Pensate, questa è una storia segnata dalla morte della madre ma anche da un quadro, lo stesso titolo del libro e l'immagine in copertina, che è il capolavoro di Carel Fabritius, uno dei maestri del Seicento olandese. Quindi un libro sull'assenza, sul dolore di chi rimane, sulla solitudine, ma anche sulla bellezza, sull'arte che è leggera e indispensabile, che è prima di tutto consolazione.

E per dire, pensate a come si chiama il protagonista: Theo, come il fratello delle indimenticabili lettere di Vincent Van Gogh. Pensate a Fabritius, appunto, anche lui, come la madre di Theo, morto in una drammatica esplosione a Delft. Pensate a quanto c'è di Dickens e per la verità anche di Salinger in questa storia.

C'è perfino troppo, in questo romanzo lungo, sterminato, direi fluviale. Un libro in cui tuffarsi, per riemergere solo all'ultima pagina. 

sabato 5 febbraio 2011

Salinger, il fantasma che andava al Burger King

J. D. Salinger? Non era lo scrittore svanito nel nulla, l'uomo che si sottrasse a tutto e tutti per un'intera vita? Quasi che quella vita di assenza e mistero fosse il sequel de Il giovane Holden, disagio esistenziale e maledizione dell'altro...

Così si diceva, come no. Sono cresciuto con questa idea per la testa.

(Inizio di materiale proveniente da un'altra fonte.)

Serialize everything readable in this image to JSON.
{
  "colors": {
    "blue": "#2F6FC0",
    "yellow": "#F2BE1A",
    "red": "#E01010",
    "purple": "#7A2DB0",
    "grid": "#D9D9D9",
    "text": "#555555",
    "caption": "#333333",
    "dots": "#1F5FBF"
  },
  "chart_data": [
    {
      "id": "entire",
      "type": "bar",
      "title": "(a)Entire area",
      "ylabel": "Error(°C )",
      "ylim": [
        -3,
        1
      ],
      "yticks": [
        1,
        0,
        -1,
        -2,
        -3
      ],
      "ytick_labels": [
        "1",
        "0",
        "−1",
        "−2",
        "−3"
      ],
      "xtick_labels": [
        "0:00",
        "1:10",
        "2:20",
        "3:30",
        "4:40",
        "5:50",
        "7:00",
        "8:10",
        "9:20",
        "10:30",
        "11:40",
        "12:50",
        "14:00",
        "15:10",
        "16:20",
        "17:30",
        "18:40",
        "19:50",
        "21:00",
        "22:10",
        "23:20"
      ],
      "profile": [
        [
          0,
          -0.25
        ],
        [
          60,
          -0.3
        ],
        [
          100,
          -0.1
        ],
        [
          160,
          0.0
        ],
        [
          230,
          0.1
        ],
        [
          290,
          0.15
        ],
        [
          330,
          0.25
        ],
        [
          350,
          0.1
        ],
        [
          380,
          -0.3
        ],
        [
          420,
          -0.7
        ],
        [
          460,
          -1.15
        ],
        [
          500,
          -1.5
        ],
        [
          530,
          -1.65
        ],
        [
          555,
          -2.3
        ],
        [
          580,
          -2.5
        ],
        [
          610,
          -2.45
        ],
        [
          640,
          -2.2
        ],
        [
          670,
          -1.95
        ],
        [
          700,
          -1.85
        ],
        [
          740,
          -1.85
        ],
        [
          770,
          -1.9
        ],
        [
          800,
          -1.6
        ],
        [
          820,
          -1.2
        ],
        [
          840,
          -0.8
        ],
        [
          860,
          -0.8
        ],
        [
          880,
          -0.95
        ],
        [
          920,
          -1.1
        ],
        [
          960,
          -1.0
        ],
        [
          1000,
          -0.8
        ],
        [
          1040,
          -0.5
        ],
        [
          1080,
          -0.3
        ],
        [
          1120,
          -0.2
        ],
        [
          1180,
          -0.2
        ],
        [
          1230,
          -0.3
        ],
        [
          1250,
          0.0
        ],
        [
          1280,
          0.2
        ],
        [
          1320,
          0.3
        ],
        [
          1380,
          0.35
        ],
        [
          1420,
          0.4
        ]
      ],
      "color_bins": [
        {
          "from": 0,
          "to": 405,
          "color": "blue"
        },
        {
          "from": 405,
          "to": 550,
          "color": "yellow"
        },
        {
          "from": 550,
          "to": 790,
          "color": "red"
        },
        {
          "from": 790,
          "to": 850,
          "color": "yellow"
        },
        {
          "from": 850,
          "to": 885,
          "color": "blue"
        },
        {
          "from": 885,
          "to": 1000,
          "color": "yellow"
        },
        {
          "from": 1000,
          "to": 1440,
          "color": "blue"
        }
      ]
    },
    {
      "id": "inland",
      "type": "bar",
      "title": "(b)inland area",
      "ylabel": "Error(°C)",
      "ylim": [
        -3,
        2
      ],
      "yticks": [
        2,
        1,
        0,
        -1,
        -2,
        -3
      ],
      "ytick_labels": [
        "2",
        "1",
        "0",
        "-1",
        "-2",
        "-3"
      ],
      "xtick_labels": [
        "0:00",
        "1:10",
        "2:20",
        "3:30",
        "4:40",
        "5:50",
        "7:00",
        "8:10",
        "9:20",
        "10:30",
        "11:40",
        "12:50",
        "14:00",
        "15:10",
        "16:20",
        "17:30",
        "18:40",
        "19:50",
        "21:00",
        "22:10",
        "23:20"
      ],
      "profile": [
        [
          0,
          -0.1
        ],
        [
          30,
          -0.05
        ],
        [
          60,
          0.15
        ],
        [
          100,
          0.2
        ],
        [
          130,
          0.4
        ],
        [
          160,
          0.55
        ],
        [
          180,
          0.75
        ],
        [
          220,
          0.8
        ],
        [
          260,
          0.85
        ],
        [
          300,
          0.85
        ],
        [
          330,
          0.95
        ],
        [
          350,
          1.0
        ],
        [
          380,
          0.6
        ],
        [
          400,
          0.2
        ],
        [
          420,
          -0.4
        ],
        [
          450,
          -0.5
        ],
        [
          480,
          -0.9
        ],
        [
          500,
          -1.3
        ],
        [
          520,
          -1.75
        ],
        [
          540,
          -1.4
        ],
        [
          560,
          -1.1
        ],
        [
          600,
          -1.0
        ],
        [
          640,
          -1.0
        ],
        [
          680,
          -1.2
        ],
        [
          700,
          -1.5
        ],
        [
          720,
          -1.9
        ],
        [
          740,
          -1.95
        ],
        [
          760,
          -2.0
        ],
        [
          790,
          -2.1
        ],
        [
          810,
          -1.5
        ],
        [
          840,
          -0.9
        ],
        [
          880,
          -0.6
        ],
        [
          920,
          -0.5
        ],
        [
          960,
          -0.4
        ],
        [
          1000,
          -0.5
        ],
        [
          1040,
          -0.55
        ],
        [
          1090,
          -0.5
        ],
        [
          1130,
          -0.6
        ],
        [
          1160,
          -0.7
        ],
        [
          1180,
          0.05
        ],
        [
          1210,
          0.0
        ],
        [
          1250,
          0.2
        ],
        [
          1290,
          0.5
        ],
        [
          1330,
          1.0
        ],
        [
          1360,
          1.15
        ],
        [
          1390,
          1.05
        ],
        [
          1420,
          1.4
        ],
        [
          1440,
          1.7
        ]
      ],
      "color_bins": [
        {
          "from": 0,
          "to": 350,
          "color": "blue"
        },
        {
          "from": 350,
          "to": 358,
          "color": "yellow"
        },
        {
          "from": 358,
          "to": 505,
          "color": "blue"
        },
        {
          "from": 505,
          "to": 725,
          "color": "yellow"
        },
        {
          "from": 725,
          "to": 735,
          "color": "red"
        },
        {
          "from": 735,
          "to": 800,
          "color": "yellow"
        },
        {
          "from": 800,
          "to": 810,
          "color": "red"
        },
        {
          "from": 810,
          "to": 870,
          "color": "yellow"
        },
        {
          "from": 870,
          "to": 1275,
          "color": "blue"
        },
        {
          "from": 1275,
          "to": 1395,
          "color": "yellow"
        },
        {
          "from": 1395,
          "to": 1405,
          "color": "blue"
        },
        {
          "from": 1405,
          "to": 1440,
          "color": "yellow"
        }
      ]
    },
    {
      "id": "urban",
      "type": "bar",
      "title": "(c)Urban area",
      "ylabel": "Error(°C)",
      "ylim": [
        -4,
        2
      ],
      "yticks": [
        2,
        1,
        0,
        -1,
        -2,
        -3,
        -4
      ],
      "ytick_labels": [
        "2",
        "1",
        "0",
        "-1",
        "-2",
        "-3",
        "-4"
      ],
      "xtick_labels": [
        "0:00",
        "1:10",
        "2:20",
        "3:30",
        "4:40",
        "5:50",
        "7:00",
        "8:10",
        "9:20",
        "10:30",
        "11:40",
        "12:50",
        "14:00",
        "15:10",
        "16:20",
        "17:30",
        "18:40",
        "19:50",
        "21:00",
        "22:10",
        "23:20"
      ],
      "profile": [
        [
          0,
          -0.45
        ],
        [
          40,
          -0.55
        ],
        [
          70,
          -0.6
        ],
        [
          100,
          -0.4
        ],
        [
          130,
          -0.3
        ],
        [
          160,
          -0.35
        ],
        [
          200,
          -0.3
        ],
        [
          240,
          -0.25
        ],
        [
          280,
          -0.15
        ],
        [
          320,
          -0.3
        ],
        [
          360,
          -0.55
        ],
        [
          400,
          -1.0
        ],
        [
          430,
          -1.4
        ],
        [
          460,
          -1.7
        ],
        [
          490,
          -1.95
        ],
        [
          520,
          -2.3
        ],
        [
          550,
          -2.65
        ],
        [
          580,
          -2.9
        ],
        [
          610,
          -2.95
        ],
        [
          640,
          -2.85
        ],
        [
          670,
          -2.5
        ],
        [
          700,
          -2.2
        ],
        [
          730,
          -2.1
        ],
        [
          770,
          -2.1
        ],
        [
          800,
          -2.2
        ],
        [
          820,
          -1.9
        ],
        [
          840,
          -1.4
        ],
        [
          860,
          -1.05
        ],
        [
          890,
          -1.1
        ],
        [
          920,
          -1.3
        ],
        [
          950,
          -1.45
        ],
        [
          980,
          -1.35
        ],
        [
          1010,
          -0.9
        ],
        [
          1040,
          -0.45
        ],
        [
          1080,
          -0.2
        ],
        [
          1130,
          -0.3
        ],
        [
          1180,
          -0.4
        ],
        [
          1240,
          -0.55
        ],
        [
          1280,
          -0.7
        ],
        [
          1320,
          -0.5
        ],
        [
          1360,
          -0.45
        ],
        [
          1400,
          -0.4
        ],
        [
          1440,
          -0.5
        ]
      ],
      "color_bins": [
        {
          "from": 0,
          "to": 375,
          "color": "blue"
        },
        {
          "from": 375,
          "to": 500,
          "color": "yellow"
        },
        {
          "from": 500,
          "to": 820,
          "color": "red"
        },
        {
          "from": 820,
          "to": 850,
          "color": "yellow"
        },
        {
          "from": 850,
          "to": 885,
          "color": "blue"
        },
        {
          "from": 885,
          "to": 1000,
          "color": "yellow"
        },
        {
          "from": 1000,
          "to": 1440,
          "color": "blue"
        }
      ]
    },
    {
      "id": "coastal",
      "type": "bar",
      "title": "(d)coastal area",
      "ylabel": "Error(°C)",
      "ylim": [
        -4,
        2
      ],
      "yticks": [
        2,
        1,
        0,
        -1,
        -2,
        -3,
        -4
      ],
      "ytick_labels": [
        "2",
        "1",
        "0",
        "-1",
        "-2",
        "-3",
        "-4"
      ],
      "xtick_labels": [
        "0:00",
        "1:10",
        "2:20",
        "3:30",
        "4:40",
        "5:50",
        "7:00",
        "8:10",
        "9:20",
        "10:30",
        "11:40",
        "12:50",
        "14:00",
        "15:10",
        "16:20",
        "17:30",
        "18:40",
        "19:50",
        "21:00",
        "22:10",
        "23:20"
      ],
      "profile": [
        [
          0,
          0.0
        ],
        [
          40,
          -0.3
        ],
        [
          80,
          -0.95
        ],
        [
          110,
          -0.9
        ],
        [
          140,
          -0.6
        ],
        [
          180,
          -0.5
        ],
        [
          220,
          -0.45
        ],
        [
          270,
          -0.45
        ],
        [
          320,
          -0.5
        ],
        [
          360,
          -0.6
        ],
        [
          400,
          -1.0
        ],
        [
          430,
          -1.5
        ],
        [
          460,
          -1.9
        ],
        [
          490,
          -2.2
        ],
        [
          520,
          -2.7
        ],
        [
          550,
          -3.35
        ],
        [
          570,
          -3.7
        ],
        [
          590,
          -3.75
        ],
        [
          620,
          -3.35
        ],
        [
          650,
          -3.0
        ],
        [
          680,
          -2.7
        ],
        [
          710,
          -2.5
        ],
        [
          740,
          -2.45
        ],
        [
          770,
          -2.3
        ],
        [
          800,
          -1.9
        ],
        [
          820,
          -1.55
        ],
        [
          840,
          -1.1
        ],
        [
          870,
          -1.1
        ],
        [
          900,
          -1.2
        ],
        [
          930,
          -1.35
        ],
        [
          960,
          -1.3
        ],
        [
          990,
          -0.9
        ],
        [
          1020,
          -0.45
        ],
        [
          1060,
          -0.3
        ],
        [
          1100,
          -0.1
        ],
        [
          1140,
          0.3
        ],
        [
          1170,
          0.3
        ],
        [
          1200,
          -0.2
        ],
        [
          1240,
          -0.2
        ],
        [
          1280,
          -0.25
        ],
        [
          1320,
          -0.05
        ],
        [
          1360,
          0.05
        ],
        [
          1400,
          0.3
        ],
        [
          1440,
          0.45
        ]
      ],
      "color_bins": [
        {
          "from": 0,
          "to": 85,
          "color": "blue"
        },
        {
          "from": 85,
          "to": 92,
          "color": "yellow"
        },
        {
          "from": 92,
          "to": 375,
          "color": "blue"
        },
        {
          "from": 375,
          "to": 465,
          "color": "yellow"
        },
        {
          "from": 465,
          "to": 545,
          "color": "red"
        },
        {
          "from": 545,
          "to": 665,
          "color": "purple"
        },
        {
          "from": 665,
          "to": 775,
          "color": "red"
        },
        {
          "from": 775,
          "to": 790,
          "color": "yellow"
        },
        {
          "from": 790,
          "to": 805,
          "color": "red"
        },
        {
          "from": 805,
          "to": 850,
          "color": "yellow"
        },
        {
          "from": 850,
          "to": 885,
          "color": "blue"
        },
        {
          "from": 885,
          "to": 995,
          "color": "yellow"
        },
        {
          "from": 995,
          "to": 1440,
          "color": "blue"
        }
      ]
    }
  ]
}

Lo scrittore fantasma di cui non circolavano nemmeno fotografie, malgrado la sua notorietà planetaria.

E poi ecco che a distanza di qualche mese dalla sua morte saltano fuori alcune lettere inviate a un amico. Che poi non era nemmeno un attore della scena off o un collega in odore di Pulitzer, ma un semplice commerciante di alimentari.

Ed eccolo J.D. Salinger. L'uomo che scrive all'amico per suggerirgli una pinta di birra in un pub di Londra, che ha un debole per le visite agli zoo, che ama il tennis e tifa per quell'irresistitibile antipatico che era John McEnroe. Che non disdegna perfino qualche capatina al Burger King, il non plus ultra dell'American way of life ad altissimo colesterolo, perché gli hamburger, vedete, al Burger King sono davvero cotti alla fiamma....

Questo era J. D. Salinger? 

E a prescindere che, sceso dal suo piedistallo, lui mi piace un bel po' di più, la domanda é: siamo noi che per forza dobbiamo costruirci miti? O è qualche astuta strategia di mercato, alla quale ci è fin troppo facile arrenderci, tanto così c'è perfino più gusto?